The Framingham Heart Study is a population-based cohort study wherein subjects have been evaluated biennially for cardiovascular risk factors and cardiovascular endpoints since 1948 [1]. Over the years, additional data have been accumulated on sociodemographic and life-style factors and the cohort members have been screened for a variety of novel risk factors and non-cardiac disease conditions such as dementia, osteoporosis, cancer, visual loss and hearing impairment. Of the original 5209 subjects, 920 subjects are alive; their current mean age is 86 years. Thus we have a well-characterized cohort of 'old-old' subjects, traditionally defined as subjects over the age of 80 or 85 years. This is the fastest growing segment of the U.S. population and the study of the incidence of dementia and risk factors associated with dementia in this population is of enormous public health importance.
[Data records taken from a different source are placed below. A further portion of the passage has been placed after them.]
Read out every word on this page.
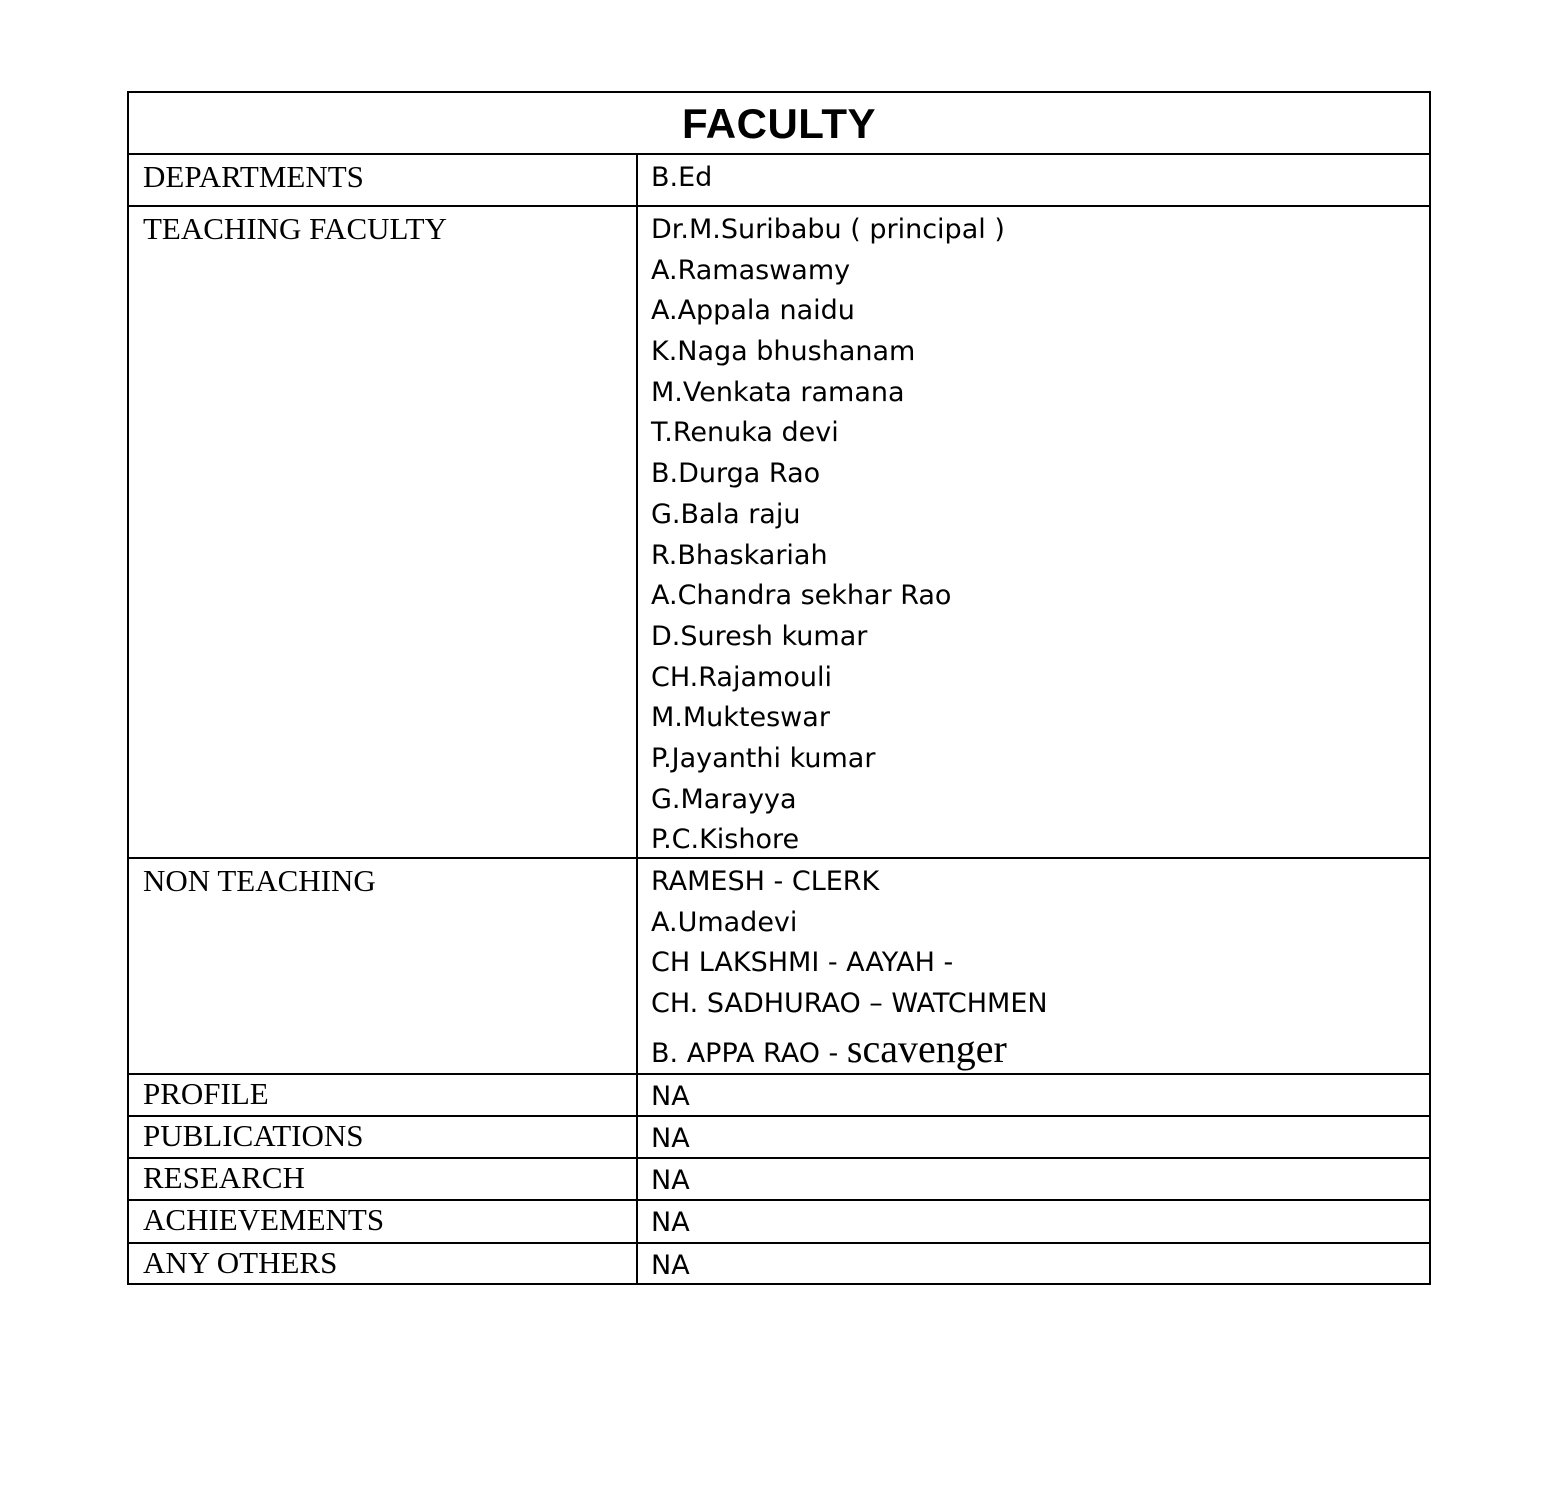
FACULTY
DEPARTMENTS	B.Ed
TEACHING FACULTY	Dr.M.Suribabu ( principal )
A.Ramaswamy
A.Appala naidu
K.Naga bhushanam
M.Venkata ramana
T.Renuka devi
B.Durga Rao
G.Bala raju
R.Bhaskariah
A.Chandra sekhar Rao
D.Suresh kumar
CH.Rajamouli
M.Mukteswar
P.Jayanthi kumar
G.Marayya
P.C.Kishore
NON TEACHING	RAMESH - CLERK
A.Umadevi
CH LAKSHMI - AAYAH -
CH. SADHURAO – WATCHMEN
B. APPA RAO - scavenger
PROFILE	NA
PUBLICATIONS	NA
RESEARCH	NA
ACHIEVEMENTS	NA
ANY OTHERS	NA
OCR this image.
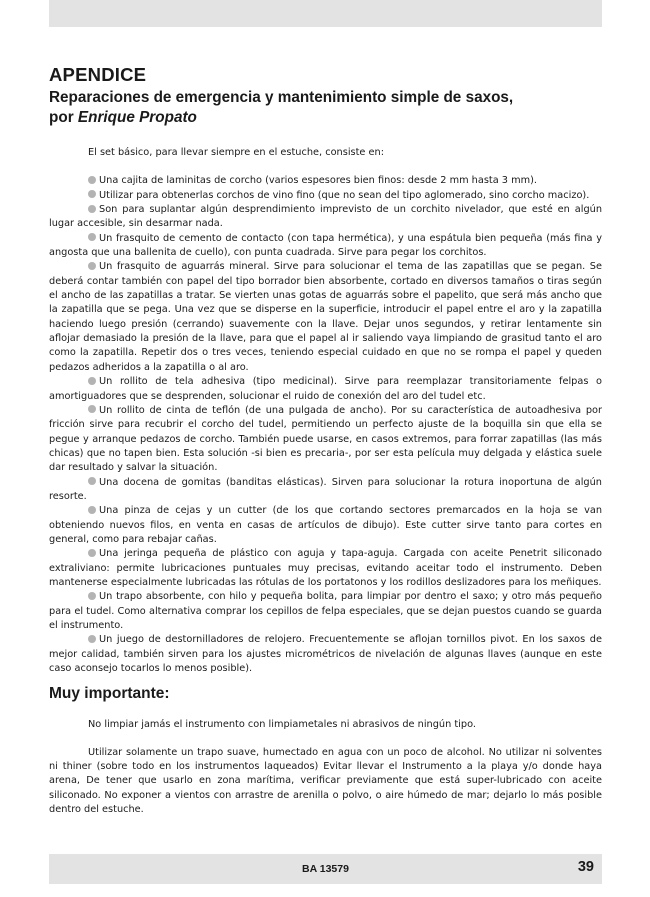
APENDICE
Reparaciones de emergencia y mantenimiento simple de saxos,
por Enrique Propato

El set básico, para llevar siempre en el estuche, consiste en:

Una cajita de laminitas de corcho (varios espesores bien finos: desde 2 mm hasta 3 mm).

Utilizar para obtenerlas corchos de vino fino (que no sean del tipo aglomerado, sino corcho macizo).

Son para suplantar algún desprendimiento imprevisto de un corchito nivelador, que esté en algún lugar accesible, sin desarmar nada.

Un frasquito de cemento de contacto (con tapa hermética), y una espátula bien pequeña (más fina y angosta que una ballenita de cuello), con punta cuadrada. Sirve para pegar los corchitos.

Un frasquito de aguarrás mineral. Sirve para solucionar el tema de las zapatillas que se pegan. Se deberá contar también con papel del tipo borrador bien absorbente, cortado en diversos tamaños o tiras según el ancho de las zapatillas a tratar. Se vierten unas gotas de aguarrás sobre el papelito, que será más ancho que la zapatilla que se pega. Una vez que se disperse en la superficie, introducir el papel entre el aro y la zapatilla haciendo luego presión (cerrando) suavemente con la llave. Dejar unos segundos, y retirar lentamente sin aflojar demasiado la presión de la llave, para que el papel al ir saliendo vaya limpiando de grasitud tanto el aro como la zapatilla. Repetir dos o tres veces, teniendo especial cuidado en que no se rompa el papel y queden pedazos adheridos a la zapatilla o al aro.

Un rollito de tela adhesiva (tipo medicinal). Sirve para reemplazar transitoriamente felpas o amortiguadores que se desprenden, solucionar el ruido de conexión del aro del tudel etc.

Un rollito de cinta de teflón (de una pulgada de ancho). Por su característica de autoadhesiva por fricción sirve para recubrir el corcho del tudel, permitiendo un perfecto ajuste de la boquilla sin que ella se pegue y arranque pedazos de corcho. También puede usarse, en casos extremos, para forrar zapatillas (las más chicas) que no tapen bien. Esta solución -si bien es precaria-, por ser esta película muy delgada y elástica suele dar resultado y salvar la situación.

Una docena de gomitas (banditas elásticas). Sirven para solucionar la rotura inoportuna de algún resorte.

Una pinza de cejas y un cutter (de los que cortando sectores premarcados en la hoja se van obteniendo nuevos filos, en venta en casas de artículos de dibujo). Este cutter sirve tanto para cortes en general, como para rebajar cañas.

Una jeringa pequeña de plástico con aguja y tapa-aguja. Cargada con aceite Penetrit siliconado extraliviano: permite lubricaciones puntuales muy precisas, evitando aceitar todo el instrumento. Deben mantenerse especialmente lubricadas las rótulas de los portatonos y los rodillos deslizadores para los meñiques.

Un trapo absorbente, con hilo y pequeña bolita, para limpiar por dentro el saxo; y otro más pequeño para el tudel. Como alternativa comprar los cepillos de felpa especiales, que se dejan puestos cuando se guarda el instrumento.

Un juego de destornilladores de relojero. Frecuentemente se aflojan tornillos pivot. En los saxos de mejor calidad, también sirven para los ajustes micrométricos de nivelación de algunas llaves (aunque en este caso aconsejo tocarlos lo menos posible).

Muy importante:

No limpiar jamás el instrumento con limpiametales ni abrasivos de ningún tipo.

Utilizar solamente un trapo suave, humectado en agua con un poco de alcohol. No utilizar ni solventes ni thiner (sobre todo en los instrumentos laqueados) Evitar llevar el Instrumento a la playa y/o donde haya arena, De tener que usarlo en zona marítima, verificar previamente que está super-lubricado con aceite siliconado. No exponer a vientos con arrastre de arenilla o polvo, o aire húmedo de mar; dejarlo lo más posible dentro del estuche.

BA 13579	39
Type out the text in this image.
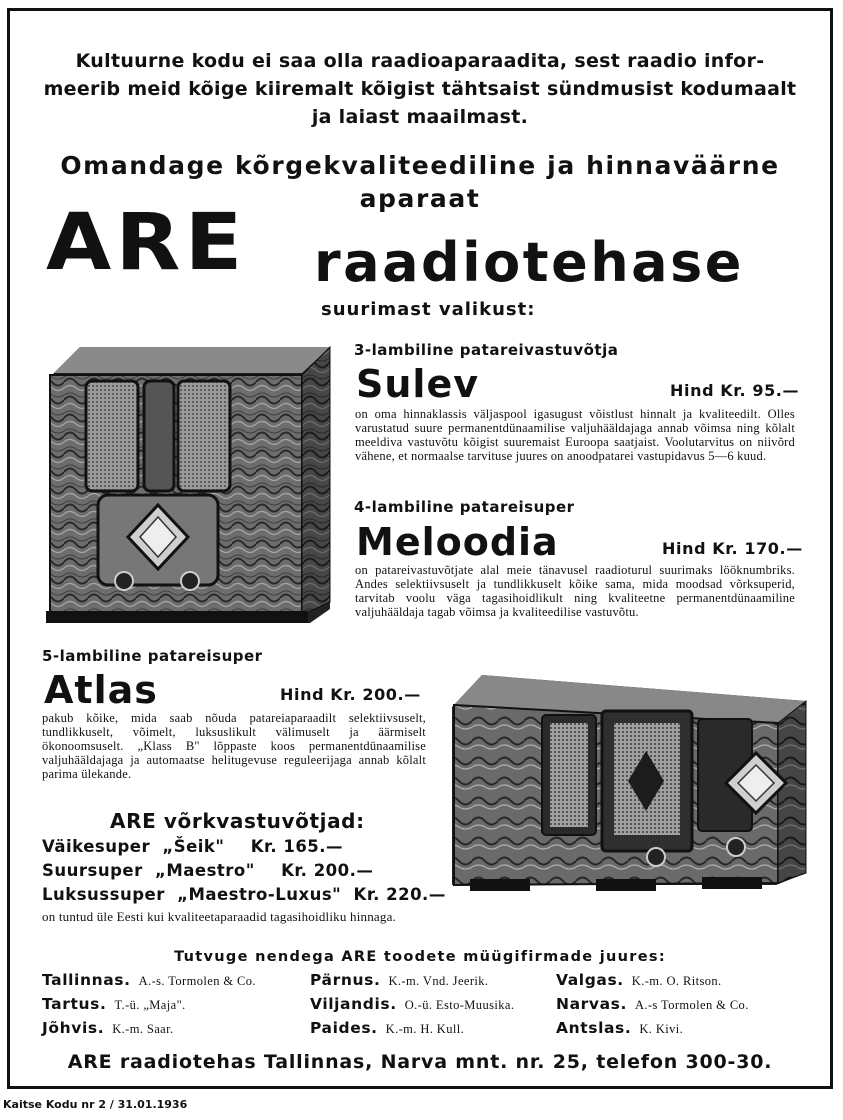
Kultuurne kodu ei saa olla raadioaparaadita, sest raadio infor-
meerib meid kõige kiiremalt kõigist tähtsaist sündmusist kodumaalt
ja laiast maailmast.
Omandage kõrgekvaliteediline ja hinnaväärne
aparaat
ARE raadiotehase
suurimast valikust:
3-lambiline patareivastuvõtja
Sulev	Hind Kr. 95.—
on oma hinnaklassis väljaspool igasugust võistlust hinnalt ja kvaliteedilt. Olles varustatud suure permanentdünaamilise valjuhääldajaga annab võimsa ning kõlalt meeldiva vastuvõtu kõigist suuremaist Euroopa saatjaist. Voolutarvitus on niivõrd vähene, et normaalse tarvituse juures on anoodpatarei vastupidavus 5—6 kuud.
4-lambiline patareisuper
Meloodia	Hind Kr. 170.—
on patareivastuvõtjate alal meie tänavusel raadioturul suurimaks lööknumbriks. Andes selektiivsuselt ja tundlikkuselt kõike sama, mida moodsad võrksuperid, tarvitab voolu väga tagasihoidlikult ning kvaliteetne permanentdünaamiline valjuhääldaja tagab võimsa ja kvaliteedilise vastuvõtu.
5-lambiline patareisuper
Atlas	Hind Kr. 200.—
pakub kõike, mida saab nõuda patareiaparaadilt selektiivsuselt, tundlikkuselt, võimelt, luksuslikult välimuselt ja äärmiselt ökonoomsuselt. „Klass B" lõppaste koos permanentdünaamilise valjuhääldajaga ja automaatse helitugevuse reguleerijaga annab kõlalt parima ülekande.
ARE võrkvastuvõtjad:
Väikesuper „Šeik" Kr. 165.—
Suursuper „Maestro" Kr. 200.—
Luksussuper „Maestro-Luxus" Kr. 220.—
on tuntud üle Eesti kui kvaliteetaparaadid tagasihoidliku hinnaga.
Tutvuge nendega ARE toodete müügifirmade juures:
Tallinnas. A.-s. Tormolen & Co.
Tartus. T.-ü. „Maja".
Jõhvis. K.-m. Saar.
Pärnus. K.-m. Vnd. Jeerik.
Viljandis. O.-ü. Esto-Muusika.
Paides. K.-m. H. Kull.
Valgas. K.-m. O. Ritson.
Narvas. A.-s Tormolen & Co.
Antslas. K. Kivi.
ARE raadiotehas Tallinnas, Narva mnt. nr. 25, telefon 300-30.
Kaitse Kodu nr 2 / 31.01.1936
The incidence of disease is estimated in medical and public health applications using a variety of different techniques. Most of these techniques are discussed in detail in books on survival analysis [2-7], epidemiologic methods [8, 9] or biostatistical methods [10,11], Other techniques have been presented in the statistical or epidemiologic literature [12-17], or have simply been applied in the medical or public health literature [18]. Many of these methods have not yet made their way to popular statistical software packages and their application requires custom programming.

We present a macro written in the SAS macro language that produces several estimates of disease incidence for use in the analysis of prospective cohort data. This work was motivated by research in Alzheimer's disease (AD) in the Framingham Study in which the development of AD has been prospectively assessed over an observation period of 24 years. Our goal is to use these data to estimate: (i) crude and age group-specific yearly incidence of AD; (ii) age-adjusted yearly incidence of AD within selected subgroups; and (iii) the future risk of developing AD conditional on survival dementia-free to selected ages. We estimate future risk for predefined periods and the remaining lifetime risk, using traditional unadjusted cumulative incidence (UCI), and cumulative incidence adjusted for the competing risk of death (ACI).